Workers pointed out the building was structurally unsafe, showing management large cracks in the pillars. Locked in the factory and forced to “continue working or you’re out of a job,” that pays less than $2 per day.
The factory collapsed killing more than 1100 people. Some survivors lost their limbs from walls trapping their legs or arms.
I watched rescue workers make the decision to operate on site to save a woman’s life. This was the most inhumane documentary I had ever watched. And it was all about fashion.
Dyeing For Fashion
As the death toll continued to rise, the profits generated in the west continued to rise also.The global fashion industry is almost a 3 trillion dollar industry because of fast-fashion.
In one year a factory fire killed over a hundred people.
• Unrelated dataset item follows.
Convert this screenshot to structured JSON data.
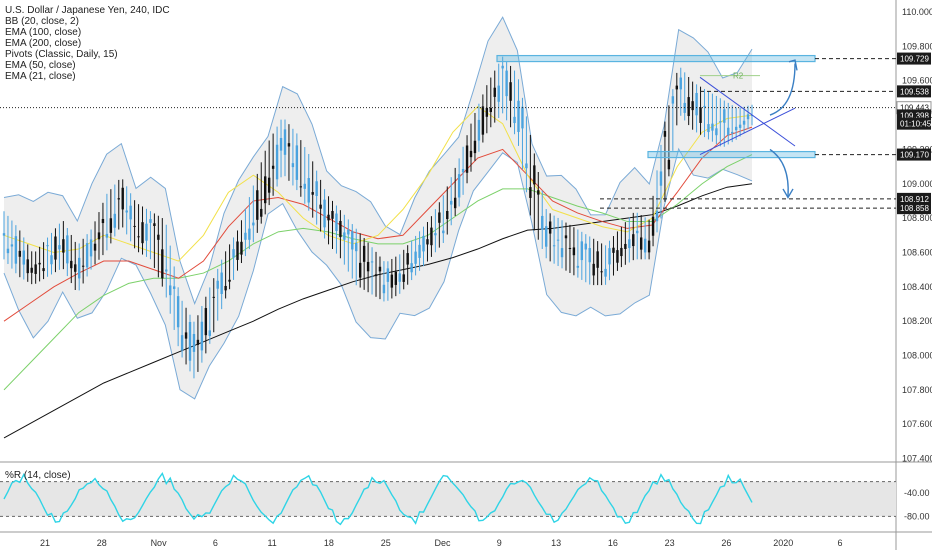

And another factory collapse killed over 300 people. Rana Plaza set a record. How many more people have to die?
Here in the west fast-fashion appeals to the working poor. They are the new middle class and they’re also vulnerable. The bottom of a value chain clearly has a profit.
This enormous industry that generates incredible wealth for a handful of people can easily support their workers properly. But they do not. Safety at work is a human right. Everyone should have it.
Over 85% of factory workers are women just like you and I. Mother’s Aunts, Sisters, Nieces Daughters.
Women who are trying to get ahead, feed their children and keep a roof over their heads on less than $40/mth salary.
Who Made My Clothes?
Careless production and endless consumption. Consumers are part of the problem. It’s time to become a conscious consumer.
We in the west aren`t thinking of countless women who make $7 jeans, or $8 shoes.
Women in the west are trapped in a shopping cycle aimed at the working poor made by the working poor.
The idea of keeping up with trends and online shopping hauls via Youtube has propelled the fast-fashion industry into the second largest consumer sector after food.
The price we pay is too high. For every action, there is an opposite and equal reaction. Can you guess what that is? Disruption to estrogen levels for start.
Deadly metals as dangerous as lead. Cheap fashion has a ton of toxic chemicals that are absorbed through our skin.
Today I remember the worst garment disaster in history. This is why I continue to ask the question Who Made My Clothes?
Get involved, write to clothing companies and demand transparency. Be a smart shopper, invest in your clothing. Buy quality. Spend Less.